The Texas State Board of Education will soon appoint a social studies curriculum “expert” panel. One of the nominees is the unqualified ideologue David Barton, whose degree is in religious education, not the social sciences. Mr. Barton is a well known practitioner of historical revisionism arguing among other things that separation of church and state is a “myth” foisted on us by the Supreme Court.
The authenticity of some of the quotes he uses is questionable at best. One attributed to James Madison claiming that the future of the U.S. government is "staked upon...the Ten Commandments" does not appear in any of Madison's known writings. Madison scholars do not acknowledge it as genuine.
Barton also has used a quote from Thomas Jefferson regarding the “wall between church and state” from his 1802 letter to the Danbury (Conn.) Baptist Association claiming that it suggests protecting the church from the state but not the other way around.
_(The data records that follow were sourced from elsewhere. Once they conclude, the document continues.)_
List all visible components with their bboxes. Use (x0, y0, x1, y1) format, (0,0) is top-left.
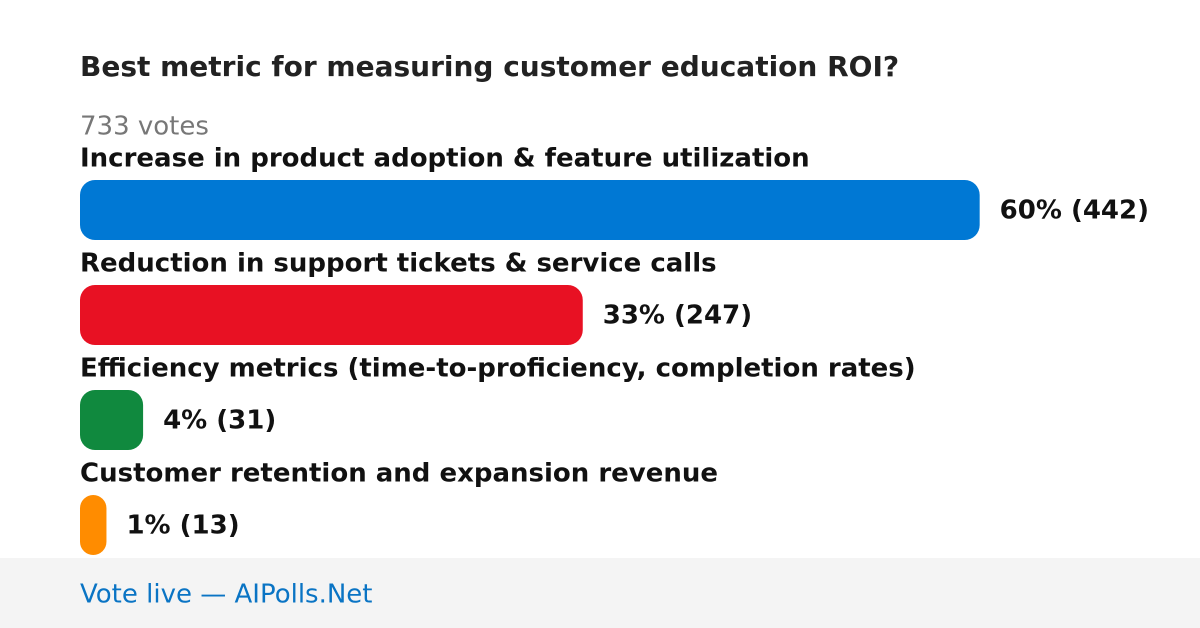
vote-count: 733 votes (80, 112, 209, 142)
value-label: 1% (13) (126, 511, 239, 541)
poll-title: Best metric for measuring customer educa… (80, 50, 899, 83)
footer-band (0, 558, 1200, 628)
bar (80, 390, 144, 450)
option-label: Customer retention and expansion revenue (80, 459, 718, 489)
footer-link[interactable]: Vote live — AIPolls.Net (80, 580, 373, 610)
bar (80, 285, 583, 345)
option-label: Efficiency metrics (time-to-proficiency,… (80, 354, 916, 384)
value-label: 33% (247) (603, 301, 752, 331)
bar (80, 495, 107, 555)
option-label: Increase in product adoption & feature u… (80, 144, 810, 174)
bar (80, 180, 980, 240)
option-label: Reduction in support tickets & service c… (80, 249, 717, 279)
value-label: 4% (31) (163, 406, 276, 436)
value-label: 60% (442) (1000, 196, 1149, 226)
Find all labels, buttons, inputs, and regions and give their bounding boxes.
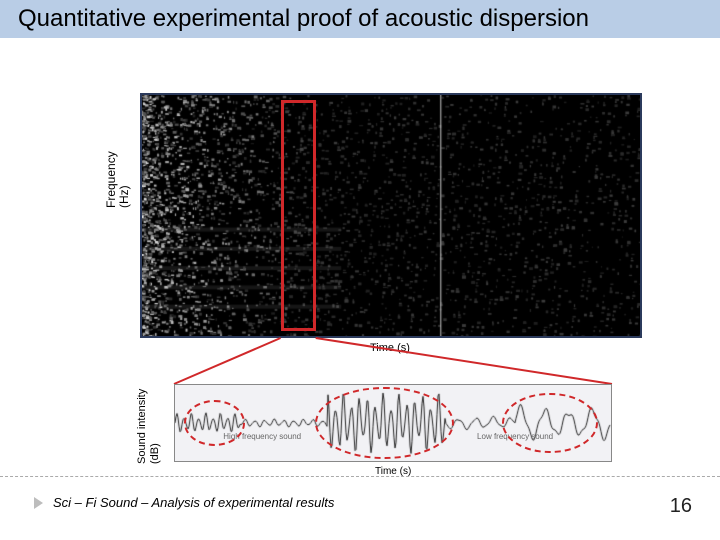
spectrogram-x-label: Time (s) [370,342,410,354]
spectrogram-image [140,93,642,338]
spectrogram-y-unit: (Hz) [117,185,131,208]
breadcrumb-text: Sci – Fi Sound – Analysis of experimenta… [53,495,334,510]
spectrogram-canvas [142,95,640,336]
spectrogram-y-label: Frequency [104,151,118,208]
spectrogram-highlight-box [281,100,316,331]
spectrogram-panel [140,93,642,338]
waveform-highlight-circle [315,387,455,460]
waveform-y-unit: (dB) [149,443,161,464]
waveform-image: High frequency soundLow frequency sound [174,384,612,462]
waveform-y-label: Sound intensity [136,389,148,464]
title-text: Quantitative experimental proof of acous… [18,5,589,33]
waveform-highlight-circle [502,393,598,454]
slide-title: Quantitative experimental proof of acous… [0,0,720,38]
waveform-highlight-circle [184,400,245,446]
page-number: 16 [670,495,692,518]
breadcrumb-arrow-icon [34,497,43,509]
slide-footer: Sci – Fi Sound – Analysis of experimenta… [0,476,720,540]
waveform-panel: High frequency soundLow frequency sound [174,384,612,462]
footer-breadcrumb: Sci – Fi Sound – Analysis of experimenta… [34,495,334,510]
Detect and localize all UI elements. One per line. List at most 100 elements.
If you take the time to actually read Jefferson's letter you see that Barton is totally wrong. Jefferson's letter says nothing about the wall being "one directional" and certainly doesn’t suggest that it was meant to keep "Christian principles" in government. Nowhere in Jefferson's known writings or speeches do such sentiments appear. In fact, Barton’s claims conflict sharply with Jefferson’s well documented advocacy of church-state separation and religious freedom.
Barton’s claims are not merely revisionism, they are anti-historical and such behavior should be unacceptable in someone charged with approving standards for our children’s history textbooks.